Whether we’re focused on only supporting big bets or key tentpoles throughout the year, or whether we’re heavily investing in an always-on search strategy, it really is dependent upon the brand and its needs. We’re also constantly trying to figure out the tightrope of meeting annual spend commitments onsite + creating a holistic offsite program to ensure we’re getting the most possible eyeballs on our programming.
At the end of the day, our job is to create effective and inspiring campaigns that reach shoppers where they’re at, and that’s typically a mixture of onsite and offsite tactics. Offsite tactics give you more levers to pull in terms of audience segmentation and reaching additional people that you may not be capturing with onsite advertising alone.
Question 4: As Retail Media Keeps Evolving, How Do You Think Brands and Retailers Can Work Together to Create Better Consumer Experiences?
It has been amazing to see what Walmart’s test store in Springdale has done in terms of addressable data. I believe that is the future. Retailers sit on such a rich bed of customer data.

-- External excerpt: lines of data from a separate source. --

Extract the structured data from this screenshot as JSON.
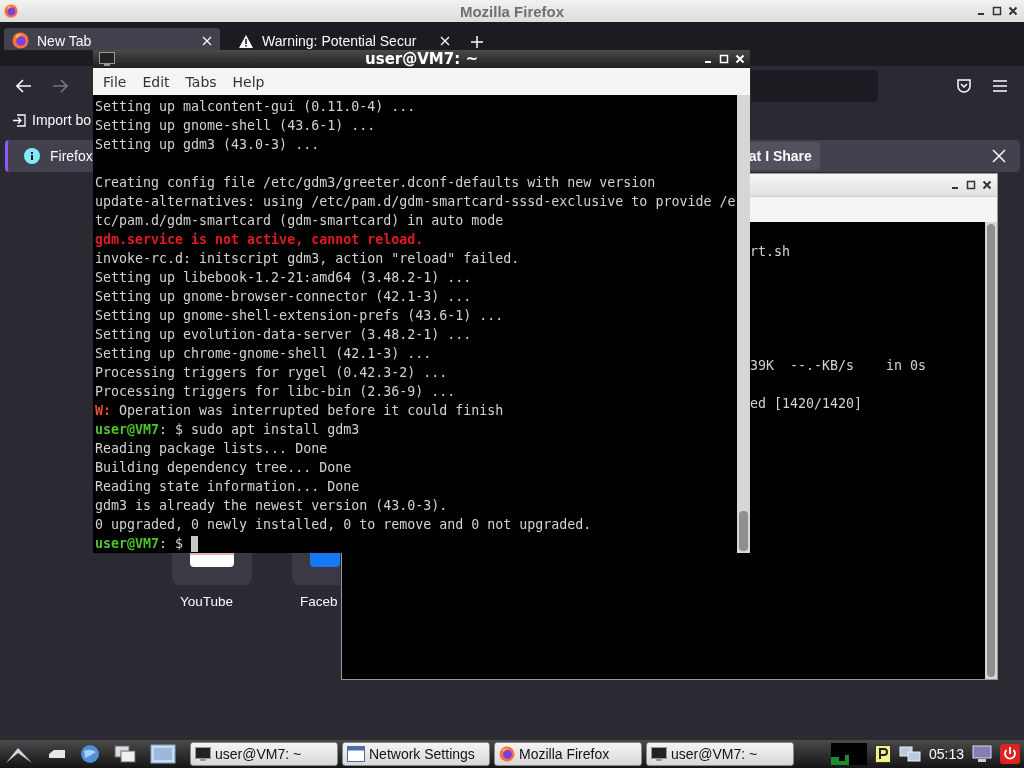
{
  "firefox": {
    "title": "Mozilla Firefox",
    "tabs": [
      {
        "label": "New Tab",
        "selected": true
      },
      {
        "label": "Warning: Potential Secur",
        "selected": false
      }
    ],
    "bookmarks": [
      {
        "label": "Import bo"
      }
    ],
    "notification": {
      "text": "Firefox",
      "button": "at I Share"
    },
    "shortcuts": [
      {
        "label": "YouTube"
      },
      {
        "label": "Faceb"
      }
    ]
  },
  "background_terminal": {
    "lines": [
      {
        "kind": "blank"
      },
      {
        "kind": "text",
        "parts": [
          {
            "text": "rt.sh",
            "kind": "plain"
          }
        ]
      },
      {
        "kind": "blank"
      },
      {
        "kind": "blank"
      },
      {
        "kind": "blank"
      },
      {
        "kind": "blank"
      },
      {
        "kind": "blank"
      },
      {
        "kind": "text",
        "parts": [
          {
            "text": "39K  --.-KB/s    in 0s",
            "kind": "plain"
          }
        ]
      },
      {
        "kind": "blank"
      },
      {
        "kind": "text",
        "parts": [
          {
            "text": "ed [1420/1420]",
            "kind": "plain"
          }
        ]
      }
    ]
  },
  "terminal": {
    "title": "user@VM7: ~",
    "menu": [
      "File",
      "Edit",
      "Tabs",
      "Help"
    ],
    "lines": [
      {
        "kind": "text",
        "parts": [
          {
            "text": "Setting up malcontent-gui (0.11.0-4) ...",
            "kind": "plain"
          }
        ]
      },
      {
        "kind": "text",
        "parts": [
          {
            "text": "Setting up gnome-shell (43.6-1) ...",
            "kind": "plain"
          }
        ]
      },
      {
        "kind": "text",
        "parts": [
          {
            "text": "Setting up gdm3 (43.0-3) ...",
            "kind": "plain"
          }
        ]
      },
      {
        "kind": "blank"
      },
      {
        "kind": "text",
        "parts": [
          {
            "text": "Creating config file /etc/gdm3/greeter.dconf-defaults with new version",
            "kind": "plain"
          }
        ]
      },
      {
        "kind": "text",
        "parts": [
          {
            "text": "update-alternatives: using /etc/pam.d/gdm-smartcard-sssd-exclusive to provide /e",
            "kind": "plain"
          }
        ]
      },
      {
        "kind": "text",
        "parts": [
          {
            "text": "tc/pam.d/gdm-smartcard (gdm-smartcard) in auto mode",
            "kind": "plain"
          }
        ]
      },
      {
        "kind": "text",
        "parts": [
          {
            "text": "gdm.service is not active, cannot reload.",
            "kind": "error"
          }
        ]
      },
      {
        "kind": "text",
        "parts": [
          {
            "text": "invoke-rc.d: initscript gdm3, action \"reload\" failed.",
            "kind": "plain"
          }
        ]
      },
      {
        "kind": "text",
        "parts": [
          {
            "text": "Setting up libebook-1.2-21:amd64 (3.48.2-1) ...",
            "kind": "plain"
          }
        ]
      },
      {
        "kind": "text",
        "parts": [
          {
            "text": "Setting up gnome-browser-connector (42.1-3) ...",
            "kind": "plain"
          }
        ]
      },
      {
        "kind": "text",
        "parts": [
          {
            "text": "Setting up gnome-shell-extension-prefs (43.6-1) ...",
            "kind": "plain"
          }
        ]
      },
      {
        "kind": "text",
        "parts": [
          {
            "text": "Setting up evolution-data-server (3.48.2-1) ...",
            "kind": "plain"
          }
        ]
      },
      {
        "kind": "text",
        "parts": [
          {
            "text": "Setting up chrome-gnome-shell (42.1-3) ...",
            "kind": "plain"
          }
        ]
      },
      {
        "kind": "text",
        "parts": [
          {
            "text": "Processing triggers for rygel (0.42.3-2) ...",
            "kind": "plain"
          }
        ]
      },
      {
        "kind": "text",
        "parts": [
          {
            "text": "Processing triggers for libc-bin (2.36-9) ...",
            "kind": "plain"
          }
        ]
      },
      {
        "kind": "text",
        "parts": [
          {
            "text": "W:",
            "kind": "warning"
          },
          {
            "text": " Operation was interrupted before it could finish",
            "kind": "plain"
          }
        ]
      },
      {
        "kind": "text",
        "parts": [
          {
            "text": "user@VM7",
            "kind": "prompt"
          },
          {
            "text": ": $ sudo apt install gdm3",
            "kind": "plain"
          }
        ]
      },
      {
        "kind": "text",
        "parts": [
          {
            "text": "Reading package lists... Done",
            "kind": "plain"
          }
        ]
      },
      {
        "kind": "text",
        "parts": [
          {
            "text": "Building dependency tree... Done",
            "kind": "plain"
          }
        ]
      },
      {
        "kind": "text",
        "parts": [
          {
            "text": "Reading state information... Done",
            "kind": "plain"
          }
        ]
      },
      {
        "kind": "text",
        "parts": [
          {
            "text": "gdm3 is already the newest version (43.0-3).",
            "kind": "plain"
          }
        ]
      },
      {
        "kind": "text",
        "parts": [
          {
            "text": "0 upgraded, 0 newly installed, 0 to remove and 0 not upgraded.",
            "kind": "plain"
          }
        ]
      },
      {
        "kind": "prompt",
        "parts": [
          {
            "text": "user@VM7",
            "kind": "prompt"
          },
          {
            "text": ": $ ",
            "kind": "plain"
          }
        ]
      }
    ]
  },
  "taskbar": {
    "tasks": [
      {
        "label": "user@VM7: ~",
        "kind": "terminal"
      },
      {
        "label": "Network Settings",
        "kind": "settings"
      },
      {
        "label": "Mozilla Firefox",
        "kind": "browser"
      },
      {
        "label": "user@VM7: ~",
        "kind": "terminal"
      }
    ],
    "clock": "05:13"
  }
}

While we’re seeing an influx of online shopping now, there is always a pendulum shift back the other way. Consumers want engaging experiences, and they want experiences tailored to meet their needs. By utilizing highly targeted data, retailers will be able to reach shoppers in-store with ads that are relevant specifically to them and their needs.
I’m excited to see how traditional in-store POS will be replaced by digital kiosks. I’m also interested to see how buying those placements evolves and who within retailer organizations will own that.

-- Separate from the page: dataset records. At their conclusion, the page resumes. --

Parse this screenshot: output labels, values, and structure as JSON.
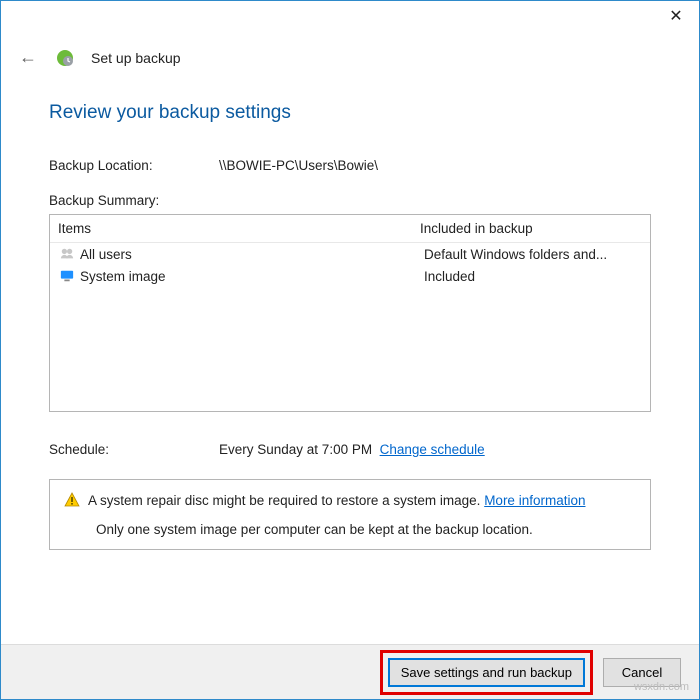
{
  "titlebar": {
    "close_glyph": "✕"
  },
  "header": {
    "back_glyph": "←",
    "wizard_label": "Set up backup"
  },
  "page": {
    "heading": "Review your backup settings",
    "location_label": "Backup Location:",
    "location_value": "\\\\BOWIE-PC\\Users\\Bowie\\",
    "summary_label": "Backup Summary:",
    "col_items": "Items",
    "col_included": "Included in backup",
    "rows": [
      {
        "icon": "users",
        "item": "All users",
        "included": "Default Windows folders and..."
      },
      {
        "icon": "monitor",
        "item": "System image",
        "included": "Included"
      }
    ],
    "schedule_label": "Schedule:",
    "schedule_value": "Every Sunday at 7:00 PM",
    "schedule_link": "Change schedule"
  },
  "note": {
    "line1_text": "A system repair disc might be required to restore a system image.",
    "line1_link": "More information",
    "line2": "Only one system image per computer can be kept at the backup location."
  },
  "footer": {
    "primary": "Save settings and run backup",
    "cancel": "Cancel"
  },
  "watermark": "wsxdn.com"
}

Question 5: Where Do You See Retail Media Evolving Over the Next Few Years?
Retailer media will continue to play a major role in marketing plans as retailers place the most emphasis on supporting their omni-commerce offerings. While we’re presently spending against onsite placements, I believe the future will be a blend of onsite and in-store digital advertising.

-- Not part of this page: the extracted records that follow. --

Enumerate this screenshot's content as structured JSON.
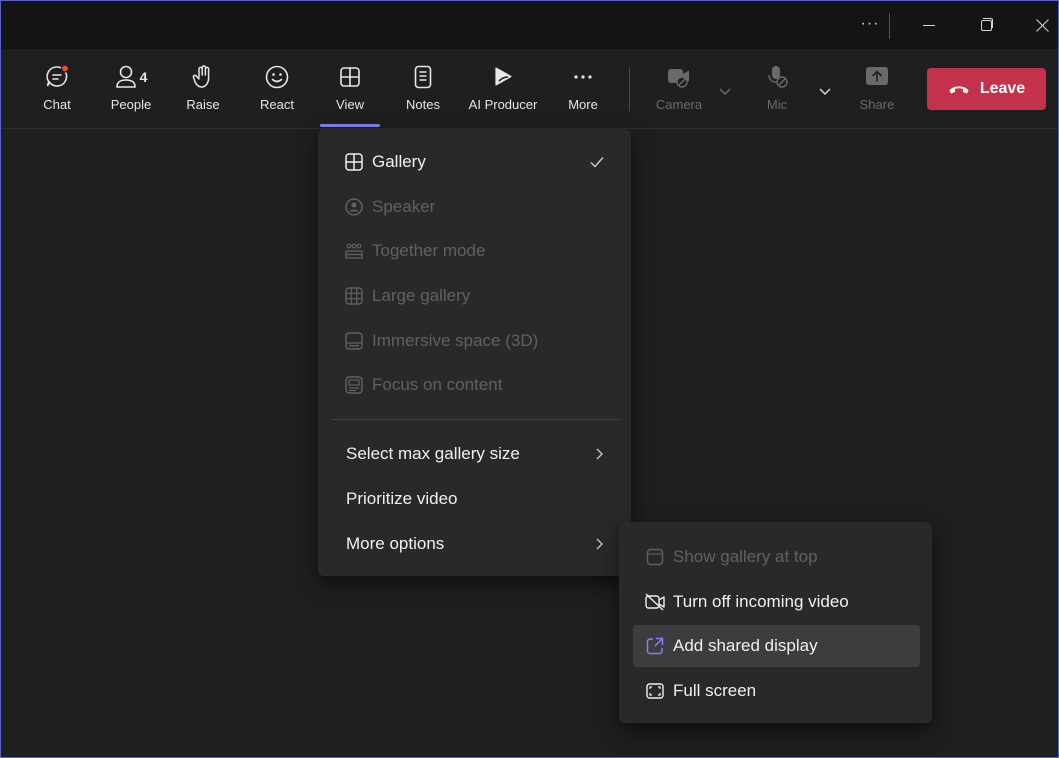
{
  "titlebar": {
    "more": "···"
  },
  "toolbar": {
    "chat": "Chat",
    "people": "People",
    "people_count": "4",
    "raise": "Raise",
    "react": "React",
    "view": "View",
    "notes": "Notes",
    "ai_producer": "AI Producer",
    "more": "More",
    "camera": "Camera",
    "mic": "Mic",
    "share": "Share",
    "leave": "Leave"
  },
  "colors": {
    "accent": "#7f85f5",
    "leave": "#c4314b",
    "notification": "#f25022"
  },
  "view_menu": {
    "items": [
      {
        "label": "Gallery",
        "icon": "grid-icon",
        "checked": true,
        "enabled": true
      },
      {
        "label": "Speaker",
        "icon": "speaker-icon",
        "enabled": false
      },
      {
        "label": "Together mode",
        "icon": "together-icon",
        "enabled": false
      },
      {
        "label": "Large gallery",
        "icon": "large-grid-icon",
        "enabled": false
      },
      {
        "label": "Immersive space (3D)",
        "icon": "immersive-icon",
        "enabled": false
      },
      {
        "label": "Focus on content",
        "icon": "focus-icon",
        "enabled": false
      }
    ],
    "options": [
      {
        "label": "Select max gallery size",
        "submenu": true
      },
      {
        "label": "Prioritize video",
        "submenu": false
      },
      {
        "label": "More options",
        "submenu": true
      }
    ]
  },
  "more_options_menu": {
    "items": [
      {
        "label": "Show gallery at top",
        "icon": "gallery-top-icon",
        "enabled": false
      },
      {
        "label": "Turn off incoming video",
        "icon": "video-off-icon",
        "enabled": true
      },
      {
        "label": "Add shared display",
        "icon": "external-link-icon",
        "enabled": true,
        "highlighted": true
      },
      {
        "label": "Full screen",
        "icon": "fullscreen-icon",
        "enabled": true
      }
    ]
  }
}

As I mentioned, addressable data is and will continue to be incredibly important to capture shoppers based on their need state. Serving relevant, targeted messaging in-store along with ratings and reviews will become an expectation, not a surprise and delight experience. I look forward to the day that I have a tailored shopping experience being a mom of three kids!
To hear more from Lauren, you can listen to her full interview here or you can follow her on LinkedIn. If you would like to provide your thoughts on retail media in our next Take Five interview, contact us today at https://www.inmobi.com/company/contact.
Lauren is a Northwest Arkansas native with over a decade of experience in shopper, social and digital marketing. Throughout her career, Lauren has focused on multiple disciplines including project management, client services, product development, CX design and digital strategy. She has guided multi-site teams and managed key account relationships with The Coca-Cola Company, Unilever, Mondelēz International, Nestlé, Mars Wrigley, Kraft, Keurig Dr Pepper, T-Mobile and Disney.
Lauren began her career in social shopper media where she coordinated many successful social campaigns for products across retailers. After years in the influencer marketing space, Lauren switched gears to focus on product development in emerging media.
During her time at Unilever, Lauren worked in both CX design and account leadership roles on the Walmart/Club business where she focused on building out connected plans that consider all touchpoints along a shopper’s path-to-purchase and how that shopper can best be reached. One of the programs that Lauren worked on, AXE Start His Journey, received a Gold Effie in 2019 and was also nominated for a Grand Effie.
Most recently, Lauren has worked on both Mondelēz International and The Coca-Cola Company accounts leading frontline marketing across all retailers.